The images here show almost each and every step in the painting process.
My intention was to use the printed canvas as a starting point; an image derived from other images, which would then spur yet another image. Bits and pieces of the history of the painting would peek through. Parts of the original, cheap reproduction photo-canvas would remain visible.
Throughout the painting I often referred to it as "bad hotel art". The cheap, generic reproductions with the machine applied texture one might find in a bad hotel. My job was to bring the individuality of the painting back to something that could have been just another generic, non-threatening abstract painting. I wanted to combine those four canvases into a single, whole painting.
I knew this would involve many layers. And I wanted the bottom layer, the printed canvas, to still have some presence. So my first step was to seal the canvas with a clear, acrylic medium. I chose to give the otherwise thin, cheap, canvas a texture, the flourish of 'artistic brushstrokes' that had nothing to do with the painting pictured beneath them. In this way, much like the after painting one might find on a printed reproduction of a painting...made by machine or man that final layer has little to do with the reality of the painting beneath, other than to give the viewer/collector/consumer the impression they are in possession of a 'real' painting.

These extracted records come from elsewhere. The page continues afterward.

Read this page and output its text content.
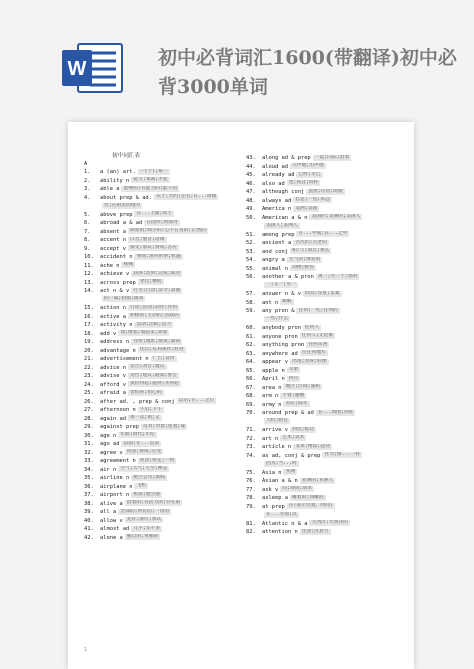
W	初中必背词汇1600(带翻译)初中必背3000单词
初中词汇表
A
1. a (an) art. 一(个);每一
2. ability n 能力;本领;才能
3. able a 能够的;有能力的;能干的
4. about prep & ad. 关于;大约;左右;在...周围
处;在附近的地方
5. above prep 在...上面;高于
6. abroad a & ad 在国外;到海外
7. absent a 缺席的;缺少的;心不在焉的;茫然的
8. accent n 口音;重音;语调
9. accept v 接受;承认;赞成;答应
10. accident n 事故;意外的事;机遇
11. ache n 疼痛
12. achieve v 获得;达到;完成;成功
13. across prep 穿过;横跨
14. act n & v 行为;行动;法令;表演
的一幕;扮演;演戏
15. action n 行动;活动;动作;作用
16. active a 积极的;主动的;活跃的
17. activity n 活动;活跃;活力
18. add v 加;增加;加起来;添加
19. address n 住址;地址;演说;演讲
20. advantage n 优点;有利条件;好处
21. advertisement n 广告;宣传
22. advice n 忠告;劝告;建议
23. advise v 劝告;建议;通知;警告
24. afford v 负担得起;提供;买得起
25. afraid a 害怕的;担心的
26. after ad. , prep & conj 以后;在...之后
27. afternoon n 午后;下午
28. again ad 再一次;再;又
29. against prep 反对;对着;逆着;靠
30. age n 年龄;时代;年纪
31. ago ad 以前;在...以前
32. agree v 同意;赞成;应允
33. agreement n 同意;协定;一致
34. air n 空气;大气;天空;神态
35. airline n 航空公司;航线
36. airplane n 飞机
37. airport n 机场;航空港
38. alive a 活着的;有活力的;存在的
39. all a 全部的;所有的;一切的
40. allow v 允许;准许;承认
41. almost ad 几乎;差不多
42. alone a 独自的;单独的
43. along ad & prep 一起;向前;沿着
44. aloud ad 大声地;出声地
45. already ad 已经;早已
46. also ad 也;而且;同样
47. although conj 虽然;尽管;即使
48. always ad 总是;一直;永远
49. America n 美洲;美国
50. American a & n 美国的;美洲的;美国人
美国人;美洲人
51. among prep 在...中间;在...之中
52. ancient a 古代的;古老的
53. and conj 和;与;而且;那么
54. angry a 生气的;愤怒的
55. animal n 动物;野兽
56. another a & pron 再一;另一个;别的
一;又一;另一
57. answer n & v 回答;答复;答案
58. ant n 蚂蚁
59. any pron & 任何;一些;任何的
一些;什么
60. anybody pron 任何人
61. anyone pron 任何人;无论谁
62. anything pron 任何东西
63. anywhere ad 在任何地方
64. appear v 出现;显得;好像
65. apple n 苹果
66. April n 四月
67. area n 地区;区域;面积
68. arm n 手臂;胳膊
69. army n 军队;陆军
70. around prep & ad 在...周围;到处
大约;附近
71. arrive v 到达;抵达
72. art n 艺术;美术
73. article n 文章;物品;冠词
74. as ad, conj & prep 作为;像...一样
因为;当...时
75. Asia n 亚洲
76. Asian a & n 亚洲的;亚洲人
77. ask v 问;询问;请求
78. asleep a 睡着的;熟睡的
79. at prep 在(表示位置、时间)
在...方面;以
81. Atlantic n & a 大西洋;大西洋的
82. attention n 注意;注意力
1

The next layers added to the canvas were acrylic paint. First marks which were 'gestural' and 'painterly'. These were followed by the beginnings of the 'pixelation'. Flat, semi-opaque squares and rectangles in flesh tones. After building these up to a certain point, I sanded them down. The first layer of texture began to be revealed.
Eventually I moved on to layers of thinly glazed oil paint, but keeping to the squares and rectangles inspired by the pixelation of the photos. The color palette also remained tied to those photos.
Sanding occurred at some point along the way.
As the painting slowly took shape the squares dominated. About mid-way it seemed to have gone further in the direction towards the "bad hotel art" than away from it.
It was time to solidify.
Glazes were applied to larger areas of the paintings. A body began to emerge. There remained a translucent quality.
Another layer of the identity began to pop out of the body. Where the colors of the body were very fleshy and natural, this body was a loud and artificial structure which had planted itself on top.
And still bits and pieces of the layers beneath shine through.